Environmental Action served as a linchpin between the pro-nature conservation community and the pro-public-health, pro-worker, corporate reform community. Utilizing grassroots activism, it raised a beacon against rampant consumerism by focusing on its severe environmental effects, from electricity usage to throwaway bottles and cans. The group also demonstrated that decisions can be made collectively and an equal-salary structure can work.
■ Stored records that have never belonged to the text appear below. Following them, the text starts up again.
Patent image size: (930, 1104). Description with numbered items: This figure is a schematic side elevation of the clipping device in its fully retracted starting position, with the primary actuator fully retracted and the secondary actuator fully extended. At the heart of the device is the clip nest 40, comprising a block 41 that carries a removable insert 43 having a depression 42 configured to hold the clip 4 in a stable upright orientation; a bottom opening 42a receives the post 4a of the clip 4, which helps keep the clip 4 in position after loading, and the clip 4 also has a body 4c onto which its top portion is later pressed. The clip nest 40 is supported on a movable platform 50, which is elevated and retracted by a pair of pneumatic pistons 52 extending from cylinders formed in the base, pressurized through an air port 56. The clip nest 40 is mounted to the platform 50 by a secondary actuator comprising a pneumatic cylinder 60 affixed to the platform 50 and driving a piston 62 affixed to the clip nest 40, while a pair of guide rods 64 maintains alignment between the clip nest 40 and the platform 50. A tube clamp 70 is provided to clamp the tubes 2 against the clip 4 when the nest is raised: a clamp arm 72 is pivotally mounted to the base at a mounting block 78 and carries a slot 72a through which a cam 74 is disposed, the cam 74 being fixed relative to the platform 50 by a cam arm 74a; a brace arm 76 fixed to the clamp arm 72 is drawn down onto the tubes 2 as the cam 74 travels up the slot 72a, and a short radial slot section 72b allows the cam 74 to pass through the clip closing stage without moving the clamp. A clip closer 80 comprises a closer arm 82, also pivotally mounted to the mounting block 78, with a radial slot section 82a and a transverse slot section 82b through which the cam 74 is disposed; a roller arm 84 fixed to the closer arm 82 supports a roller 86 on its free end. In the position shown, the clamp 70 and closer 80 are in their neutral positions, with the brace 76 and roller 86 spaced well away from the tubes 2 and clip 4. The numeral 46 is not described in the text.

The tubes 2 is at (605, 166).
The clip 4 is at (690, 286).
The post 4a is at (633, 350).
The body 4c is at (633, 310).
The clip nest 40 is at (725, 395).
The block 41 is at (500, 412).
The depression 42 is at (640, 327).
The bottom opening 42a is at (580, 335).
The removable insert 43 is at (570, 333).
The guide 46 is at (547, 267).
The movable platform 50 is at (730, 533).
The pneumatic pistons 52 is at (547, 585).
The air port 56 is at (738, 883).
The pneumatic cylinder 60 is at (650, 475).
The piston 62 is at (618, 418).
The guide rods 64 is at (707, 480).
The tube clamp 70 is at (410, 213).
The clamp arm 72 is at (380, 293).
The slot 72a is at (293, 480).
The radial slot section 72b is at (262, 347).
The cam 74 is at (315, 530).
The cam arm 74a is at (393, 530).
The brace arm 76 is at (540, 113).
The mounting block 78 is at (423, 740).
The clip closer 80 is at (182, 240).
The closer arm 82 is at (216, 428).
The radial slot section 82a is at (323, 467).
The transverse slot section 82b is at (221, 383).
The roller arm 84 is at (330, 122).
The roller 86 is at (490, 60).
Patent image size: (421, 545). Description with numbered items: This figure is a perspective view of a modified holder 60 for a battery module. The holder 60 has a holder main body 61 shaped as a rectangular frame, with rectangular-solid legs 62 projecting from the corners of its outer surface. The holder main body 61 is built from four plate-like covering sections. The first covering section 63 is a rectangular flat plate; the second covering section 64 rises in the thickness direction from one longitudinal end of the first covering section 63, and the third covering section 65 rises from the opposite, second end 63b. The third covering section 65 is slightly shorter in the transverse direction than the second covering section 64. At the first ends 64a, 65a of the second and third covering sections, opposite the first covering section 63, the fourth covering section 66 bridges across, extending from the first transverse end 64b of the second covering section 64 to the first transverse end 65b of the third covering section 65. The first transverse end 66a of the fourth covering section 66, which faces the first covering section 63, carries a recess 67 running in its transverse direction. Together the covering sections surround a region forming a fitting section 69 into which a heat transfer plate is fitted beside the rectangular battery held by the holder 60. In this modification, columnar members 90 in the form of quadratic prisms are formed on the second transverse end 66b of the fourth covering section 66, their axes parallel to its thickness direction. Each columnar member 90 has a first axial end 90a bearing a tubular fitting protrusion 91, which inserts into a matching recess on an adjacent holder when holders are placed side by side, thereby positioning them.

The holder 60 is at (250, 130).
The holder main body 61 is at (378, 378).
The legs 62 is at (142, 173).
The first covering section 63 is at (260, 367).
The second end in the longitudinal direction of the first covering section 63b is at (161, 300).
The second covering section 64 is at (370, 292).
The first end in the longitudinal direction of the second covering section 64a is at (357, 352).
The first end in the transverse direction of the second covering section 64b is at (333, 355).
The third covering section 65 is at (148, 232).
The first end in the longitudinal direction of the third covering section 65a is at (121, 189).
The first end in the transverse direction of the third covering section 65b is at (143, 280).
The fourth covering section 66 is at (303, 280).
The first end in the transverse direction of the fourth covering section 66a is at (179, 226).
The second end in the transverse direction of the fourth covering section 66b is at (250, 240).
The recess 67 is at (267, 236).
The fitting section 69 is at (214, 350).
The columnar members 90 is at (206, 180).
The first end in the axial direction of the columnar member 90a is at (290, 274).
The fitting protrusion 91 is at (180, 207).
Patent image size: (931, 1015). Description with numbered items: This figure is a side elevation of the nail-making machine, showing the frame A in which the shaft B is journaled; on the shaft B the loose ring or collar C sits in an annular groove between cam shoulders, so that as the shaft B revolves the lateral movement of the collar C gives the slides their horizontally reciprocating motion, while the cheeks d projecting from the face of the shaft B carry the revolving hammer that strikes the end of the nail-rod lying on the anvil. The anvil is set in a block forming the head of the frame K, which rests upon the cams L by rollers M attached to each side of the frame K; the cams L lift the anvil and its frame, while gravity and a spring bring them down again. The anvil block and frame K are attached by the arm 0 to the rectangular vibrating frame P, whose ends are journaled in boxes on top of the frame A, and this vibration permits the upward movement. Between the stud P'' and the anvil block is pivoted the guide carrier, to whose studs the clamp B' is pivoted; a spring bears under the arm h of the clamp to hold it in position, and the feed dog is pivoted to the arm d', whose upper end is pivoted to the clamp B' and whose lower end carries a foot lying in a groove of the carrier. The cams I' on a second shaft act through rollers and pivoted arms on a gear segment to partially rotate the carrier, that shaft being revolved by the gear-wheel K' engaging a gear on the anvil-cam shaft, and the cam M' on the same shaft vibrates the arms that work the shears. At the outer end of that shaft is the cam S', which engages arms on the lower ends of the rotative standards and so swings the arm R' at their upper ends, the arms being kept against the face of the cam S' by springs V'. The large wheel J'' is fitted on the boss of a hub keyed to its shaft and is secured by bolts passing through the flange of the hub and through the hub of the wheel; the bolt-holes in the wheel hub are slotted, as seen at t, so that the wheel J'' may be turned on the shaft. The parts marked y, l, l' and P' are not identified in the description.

While Environmental Action ultimately closed, it also served as a training ground for scores of young activists who went on to become leaders in such organizations as the Sierra Club, Union of Concerned Scientists, Natural Resources Defense Council, Environmental Defense Fund, Common Cause, Center for Science in the Public Interest, League of Conservation Voters, Solar Lobby, Rails-to-Trails Conservancy, Federation of American Scientists, Smart Growth America, Trust for Public Land and Worldwatch Institute, as well as numerous federal and state agencies, newspapers and magazines, foundations, universities and other non-profit organizations.

In 2012, the Public Interest Network, a family of non-profit organizations, obtained permission from the alumni of Environmental Action to utilize the name Environmental Action, and revived the organization. The new Environmental Action, now located in Boston, continues to advocate for a green and healthy planet.